Il vizietto antico dei compagni

Per carità, la storia della Repubblica è piena di brogli nelle urne e nei congressi, traffici di tessere e traffici di schede, preferenze rubate, voti rubati, comprati e venduti, questa (anche) in fondo è democrazia, baby. E in questi traffici si sono distinti quasi tutti nel passato: democristiani, socialisti, socialdemocratici e cani sciolti, specialmente nella prima Repubblica erano specialisti, mentre tutt'altra storia riguardava - e riguarda - l'apparato del vecchio Pci, poi Pds, poi Ds, eccetera (c'era anche un Ulivo di mezzo?) fino ad arrivare ai tempi nostri del Pd.
Perché tutt'altra storia? Perché quella che viene dal Partito comunista è una disciplina che fa parte - anche se oggi se ne è persa un po' la memoria - della tecnica della presa del potere. Nel Dna dei comunisti europei c'è la storia della Rivoluzione russa e della presa del Palazzo d'Inverno. No, state tranquilli, oggi il Palazzo d'Inverno non c'entra, ma lo spirito della conquista con la baionetta del centro nemico da conquistare, è rimasto vivo anche se in sordina.
Quindi ci sono brogli volgari e brogli sofisticati: questi ultimi sono considerati in quell'area come necessità illegittime, ma nobilitate dall'idea di vittoria: se nei partiti rubano tutti, o molti, fra chi ruba si distinguerà chi ruba per il partito da chi ruba per le proprie tasche. L'etica è a geometria variabile e in quest'area politica è gestita secondo una tradizione micidiale. Ne sanno qualcosa tutti gli scrutatori e rappresentanti di lista nei seggi elettorali, quando hanno dovuto affrontare la sopraffina abilità di manipolatori di schede (...)

(...) abili come giocolieri. Dove c'è gente allenata nell'antica casa comunista, i voti e i consensi si moltiplicano come i pani e i pesci.
E poi le tessere. Ora nel Pd è in corso una guerra civile abbastanza incivile per le primarie, e questo anche fa parte della democrazia. Ma l'idea di mettere uno spacciatore di tessere, un pusher, dietro l'angolo col bavero alzato e la cicca fra le labbra, poteva soltanto venire da quella scuola. Dietro il pusher di tessere c'è un mondo, una morale (doppia o tripla poco importa) e una prassi. Arriva un giovanotto che sai che voterà per la tua lista, ma il poveretto non si è tesserato, mentre la tessera è obbligatoria. Non ha una lira, o un euro, e di euro ne servono un paio di decine circa, a seconda della Regione. Che fare? Ecco che arriva il soccorso rosso a sostegno del compagno aspirante segretario. Se sia o no Renzi, Cuperlo o Civati, poco importa. L'uomo dal bavero alzato e la cicca fra i denti ha una borsa lisa di vecchio cuoio screpolato, le dita gialle di nicotina e lo sguardo sfuggente. È lui che acciuffa l'aspirante votante (delle cui intenzioni di voto è ben consapevole) e se lo tira - immaginiamo noi - in un capanno o un oscuro sottoscala. Il giovane sprovvisto di tessera già teme il peggio, ma il dealer lo rassicura: eccoti i soldi, compagno, gira l'angolo e troverai un altro compagno che ti dà la tessera. E con quella vai a votare.

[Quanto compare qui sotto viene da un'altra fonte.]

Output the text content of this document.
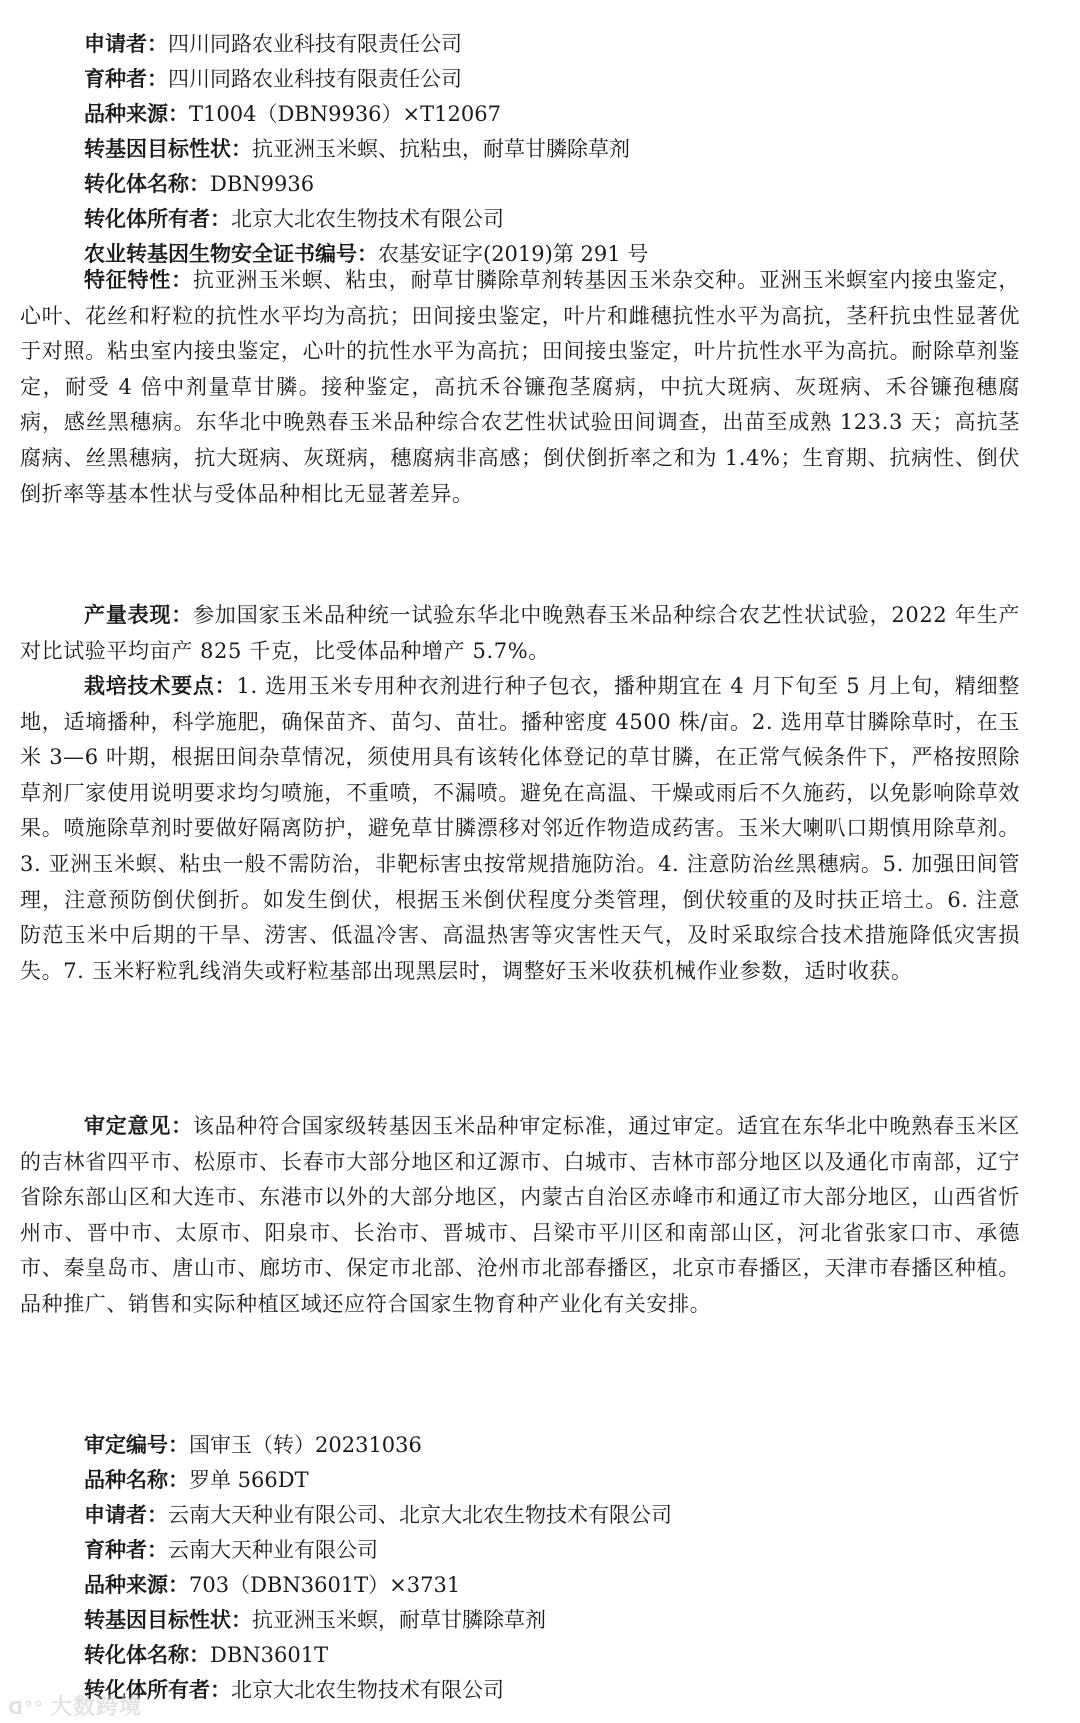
申请者：四川同路农业科技有限责任公司

育种者：四川同路农业科技有限责任公司

品种来源：T1004（DBN9936）×T12067

转基因目标性状：抗亚洲玉米螟、抗粘虫，耐草甘膦除草剂

转化体名称：DBN9936

转化体所有者：北京大北农生物技术有限公司

农业转基因生物安全证书编号：农基安证字(2019)第 291 号

特征特性：抗亚洲玉米螟、粘虫，耐草甘膦除草剂转基因玉米杂交种。亚洲玉米螟室内接虫鉴定，心叶、花丝和籽粒的抗性水平均为高抗；田间接虫鉴定，叶片和雌穗抗性水平为高抗，茎秆抗虫性显著优于对照。粘虫室内接虫鉴定，心叶的抗性水平为高抗；田间接虫鉴定，叶片抗性水平为高抗。耐除草剂鉴定，耐受 4 倍中剂量草甘膦。接种鉴定，高抗禾谷镰孢茎腐病，中抗大斑病、灰斑病、禾谷镰孢穗腐病，感丝黑穗病。东华北中晚熟春玉米品种综合农艺性状试验田间调查，出苗至成熟 123.3 天；高抗茎腐病、丝黑穗病，抗大斑病、灰斑病，穗腐病非高感；倒伏倒折率之和为 1.4%；生育期、抗病性、倒伏倒折率等基本性状与受体品种相比无显著差异。

产量表现：参加国家玉米品种统一试验东华北中晚熟春玉米品种综合农艺性状试验，2022 年生产对比试验平均亩产 825 千克，比受体品种增产 5.7%。

栽培技术要点：1. 选用玉米专用种衣剂进行种子包衣，播种期宜在 4 月下旬至 5 月上旬，精细整地，适墒播种，科学施肥，确保苗齐、苗匀、苗壮。播种密度 4500 株/亩。2. 选用草甘膦除草时，在玉米 3—6 叶期，根据田间杂草情况，须使用具有该转化体登记的草甘膦，在正常气候条件下，严格按照除草剂厂家使用说明要求均匀喷施，不重喷，不漏喷。避免在高温、干燥或雨后不久施药，以免影响除草效果。喷施除草剂时要做好隔离防护，避免草甘膦漂移对邻近作物造成药害。玉米大喇叭口期慎用除草剂。3. 亚洲玉米螟、粘虫一般不需防治，非靶标害虫按常规措施防治。4. 注意防治丝黑穗病。5. 加强田间管理，注意预防倒伏倒折。如发生倒伏，根据玉米倒伏程度分类管理，倒伏较重的及时扶正培土。6. 注意防范玉米中后期的干旱、涝害、低温冷害、高温热害等灾害性天气，及时采取综合技术措施降低灾害损失。7. 玉米籽粒乳线消失或籽粒基部出现黑层时，调整好玉米收获机械作业参数，适时收获。

审定意见：该品种符合国家级转基因玉米品种审定标准，通过审定。适宜在东华北中晚熟春玉米区的吉林省四平市、松原市、长春市大部分地区和辽源市、白城市、吉林市部分地区以及通化市南部，辽宁省除东部山区和大连市、东港市以外的大部分地区，内蒙古自治区赤峰市和通辽市大部分地区，山西省忻州市、晋中市、太原市、阳泉市、长治市、晋城市、吕梁市平川区和南部山区，河北省张家口市、承德市、秦皇岛市、唐山市、廊坊市、保定市北部、沧州市北部春播区，北京市春播区，天津市春播区种植。品种推广、销售和实际种植区域还应符合国家生物育种产业化有关安排。

审定编号：国审玉（转）20231036

品种名称：罗单 566DT

申请者：云南大天种业有限公司、北京大北农生物技术有限公司

育种者：云南大天种业有限公司

品种来源：703（DBN3601T）×3731

转基因目标性状：抗亚洲玉米螟，耐草甘膦除草剂

转化体名称：DBN3601T

转化体所有者：北京大北农生物技术有限公司

ᗡ°° 大数跨境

Ed è questo genere di spettacolo che ha indignato il senatore Esposito, quando ha visto soldi e tessere passare di mano in un intreccio tutt'altro che limpido. Può però in un certo senso rassicurarsi: questo spaccio indica che la lotta per il potere è realmente aperta e che il partito si sta trasformando in uno scannatoio, e dunque indica anche che il conflitto è vivo e letale e che le regole sono calpestate, dunque la democrazia è calpestata ma a suo modo viva.
È doveroso segnalare che questo episodio è ancora minimo rispetto alle leggende metropolitane dei brogli e delle faide a coltello nel Pd. E lo facciamo anche per ricordare quanto poco sia garantito che il sistema delle primarie funzioni, almeno in un Paese come il nostro dove ai normali commerci di tessere e voti si aggiunge l'antica tradizione della conquista del potere anche per vie losche, dietro l'angolo, dove qualcuno col bavero alzato ti passa una tessera mancante sottobanco.